Contexte et motivations
En 2024, Jeff Dean, senior fellow de Google AI et co‑architecte de TensorFlow, a annoncé son départ avec plusieurs chercheurs senior du groupe Google Brain. Le groupe, historiquement centré sur l’optimisation des produits Google, impose des contraintes de confidentialité et de priorité produit qui limitent l’exploration libre de la recherche fondamentale. Les ingénieurs concernés ont indiqué vouloir développer une plateforme capable de générer, tester et itérer des hypothèses scientifiques sans les barrières internes de Google.
Architecture proposée par Discovery Loop
Discovery Loop mise sur une boucle d’apprentissage active où un modèle de langage de grande taille (LLM) propose des hypothèses, un moteur de simulation ou de laboratoire automatisé les évalue, puis les résultats alimentent le modèle pour affiner les prédictions. Le cœur du système repose sur un transformer à 175 M à 1 B de paramètres, entraîné sur des corpus scientifiques (PubMed, arXiv) via le framework JAX, choisi pour sa capacité à exploiter les TPU de Google Cloud. Les données d’entrée sont normalisées par un pipeline Apache Beam, stockées dans BigQuery et versionnées avec Git‑LFS pour garantir la traçabilité.

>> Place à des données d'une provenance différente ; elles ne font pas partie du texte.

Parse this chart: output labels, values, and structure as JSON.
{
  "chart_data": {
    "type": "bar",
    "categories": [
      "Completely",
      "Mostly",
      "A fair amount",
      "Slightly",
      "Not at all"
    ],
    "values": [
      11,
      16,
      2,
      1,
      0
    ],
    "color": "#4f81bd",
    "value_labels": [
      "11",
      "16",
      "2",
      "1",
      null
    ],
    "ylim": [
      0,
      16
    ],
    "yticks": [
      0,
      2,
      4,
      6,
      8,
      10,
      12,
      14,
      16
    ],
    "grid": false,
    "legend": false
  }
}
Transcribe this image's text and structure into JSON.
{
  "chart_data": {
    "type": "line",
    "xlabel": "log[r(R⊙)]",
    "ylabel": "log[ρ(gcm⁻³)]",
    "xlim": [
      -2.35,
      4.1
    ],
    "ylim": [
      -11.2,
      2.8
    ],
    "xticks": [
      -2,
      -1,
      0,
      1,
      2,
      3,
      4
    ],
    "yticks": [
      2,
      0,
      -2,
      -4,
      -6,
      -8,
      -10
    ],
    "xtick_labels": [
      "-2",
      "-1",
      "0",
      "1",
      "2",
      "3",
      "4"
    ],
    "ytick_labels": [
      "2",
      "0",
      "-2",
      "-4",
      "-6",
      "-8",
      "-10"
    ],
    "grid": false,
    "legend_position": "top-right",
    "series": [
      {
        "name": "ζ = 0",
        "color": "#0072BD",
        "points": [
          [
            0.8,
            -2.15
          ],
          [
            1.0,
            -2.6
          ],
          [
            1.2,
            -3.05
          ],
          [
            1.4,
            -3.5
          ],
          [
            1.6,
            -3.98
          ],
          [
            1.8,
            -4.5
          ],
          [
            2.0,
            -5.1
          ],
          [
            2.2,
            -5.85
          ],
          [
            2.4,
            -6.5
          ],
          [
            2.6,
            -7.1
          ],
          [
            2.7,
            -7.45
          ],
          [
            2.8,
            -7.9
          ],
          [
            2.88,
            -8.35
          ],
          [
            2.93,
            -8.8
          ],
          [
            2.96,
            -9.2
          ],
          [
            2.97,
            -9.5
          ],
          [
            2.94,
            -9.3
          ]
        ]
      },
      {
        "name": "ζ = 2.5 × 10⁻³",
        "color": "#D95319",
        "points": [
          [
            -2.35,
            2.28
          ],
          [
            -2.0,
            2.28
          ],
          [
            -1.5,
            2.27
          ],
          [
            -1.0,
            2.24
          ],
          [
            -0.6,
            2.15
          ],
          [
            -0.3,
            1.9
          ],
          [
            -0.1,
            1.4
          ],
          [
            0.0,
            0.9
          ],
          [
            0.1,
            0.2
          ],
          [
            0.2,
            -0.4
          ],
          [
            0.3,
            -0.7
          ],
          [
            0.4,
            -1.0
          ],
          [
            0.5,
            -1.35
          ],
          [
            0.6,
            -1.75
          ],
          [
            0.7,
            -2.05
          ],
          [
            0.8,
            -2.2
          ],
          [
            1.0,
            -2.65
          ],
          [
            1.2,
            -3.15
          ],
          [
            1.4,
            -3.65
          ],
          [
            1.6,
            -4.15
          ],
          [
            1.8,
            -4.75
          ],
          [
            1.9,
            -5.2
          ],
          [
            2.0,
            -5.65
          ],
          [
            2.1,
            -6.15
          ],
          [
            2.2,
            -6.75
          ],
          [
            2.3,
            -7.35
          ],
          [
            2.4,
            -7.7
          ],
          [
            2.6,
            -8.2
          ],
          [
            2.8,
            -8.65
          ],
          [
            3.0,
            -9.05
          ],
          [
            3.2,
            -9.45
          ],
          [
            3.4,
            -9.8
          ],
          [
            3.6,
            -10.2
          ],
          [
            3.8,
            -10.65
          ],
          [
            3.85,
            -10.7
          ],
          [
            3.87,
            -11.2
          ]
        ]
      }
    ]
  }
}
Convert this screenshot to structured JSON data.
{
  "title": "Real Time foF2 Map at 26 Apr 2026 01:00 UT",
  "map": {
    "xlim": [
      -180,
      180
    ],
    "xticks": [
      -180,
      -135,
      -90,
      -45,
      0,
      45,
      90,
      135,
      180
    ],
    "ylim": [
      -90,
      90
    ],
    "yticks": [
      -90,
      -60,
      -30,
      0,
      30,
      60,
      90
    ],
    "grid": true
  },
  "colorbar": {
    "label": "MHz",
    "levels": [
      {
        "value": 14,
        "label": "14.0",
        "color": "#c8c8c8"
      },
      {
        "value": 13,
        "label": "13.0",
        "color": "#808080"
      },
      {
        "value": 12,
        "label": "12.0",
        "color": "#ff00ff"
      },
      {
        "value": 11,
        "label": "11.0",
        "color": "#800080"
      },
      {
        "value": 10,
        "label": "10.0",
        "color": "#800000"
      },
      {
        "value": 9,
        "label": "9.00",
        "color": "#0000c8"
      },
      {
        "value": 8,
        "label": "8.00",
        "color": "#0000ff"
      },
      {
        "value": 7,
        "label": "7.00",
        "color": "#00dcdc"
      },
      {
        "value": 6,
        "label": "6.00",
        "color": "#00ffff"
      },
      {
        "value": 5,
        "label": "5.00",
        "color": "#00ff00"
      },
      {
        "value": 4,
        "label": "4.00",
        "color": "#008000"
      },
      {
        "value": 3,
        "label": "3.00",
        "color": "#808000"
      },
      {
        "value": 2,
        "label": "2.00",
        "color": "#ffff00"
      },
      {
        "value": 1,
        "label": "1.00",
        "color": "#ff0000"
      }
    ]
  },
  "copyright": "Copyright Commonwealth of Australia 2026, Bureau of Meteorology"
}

Le module d’évaluation utilise des conteneurs Docker orchestrés par Kubernetes, chaque conteneur exécutant une simulation ou une expérience de laboratoire robotisée via le protocole OpenAPI. Les retours sont capturés dans un data lake sur Cloud Storage, puis réinjectés dans le modèle via un processus de fine‑tuning quotidien, implémenté avec le scheduler Airflow.
Implications techniques et limites
Le modèle de boucle fermée implique des exigences de calcul élevées : chaque itération nécessite plusieurs heures de TPU v4 pour le fine‑tuning, ce qui se traduit en coûts mensuels de plusieurs millions de dollars. La dépendance à des données scientifiques publiques expose le système à des biais de publication et à des lacunes de données expérimentales non numérisées. En outre, l’intégration de matériel de laboratoire automatisé introduit des risques de synchronisation entre le logiciel et les appareils physiques, notamment des latences de communication qui peuvent dégrader la convergence du modèle. Sur le plan de la sécurité, le transfert de résultats d’expériences potentiellement sensibles vers le cloud nécessite un chiffrement de bout en bout (TLS 1.3) et une gestion stricte des clés via Cloud KMS, faute de quoi la fuite de données pourrait compromettre la propriété intellectuelle des partenaires académiques.
Perspectives de déploiement
Discovery Loop prévoit un lancement pilote avec trois laboratoires universitaires partenaires, ciblant la découverte de nouveaux composés pharmaceutiques. Le modèle sera d’abord limité à des tâches de génération d’hypothèses, avant d’étendre la boucle d’évaluation aux robots de synthèse chimique. Le financement initial n’a pas été divulgué, mais les fondateurs ont indiqué qu’ils recherchent des investisseurs capables de soutenir une infrastructure cloud de plusieurs dizaines de pétaflops. Si la boucle d’apprentissage atteint une efficacité supérieure à 30 % par rapport aux méthodes traditionnelles, elle pourrait réduire le temps de mise sur le marché de nouveaux médicaments de plusieurs années, tout en imposant une nouvelle norme de transparence et de reproductibilité dans la recherche assistée par IA.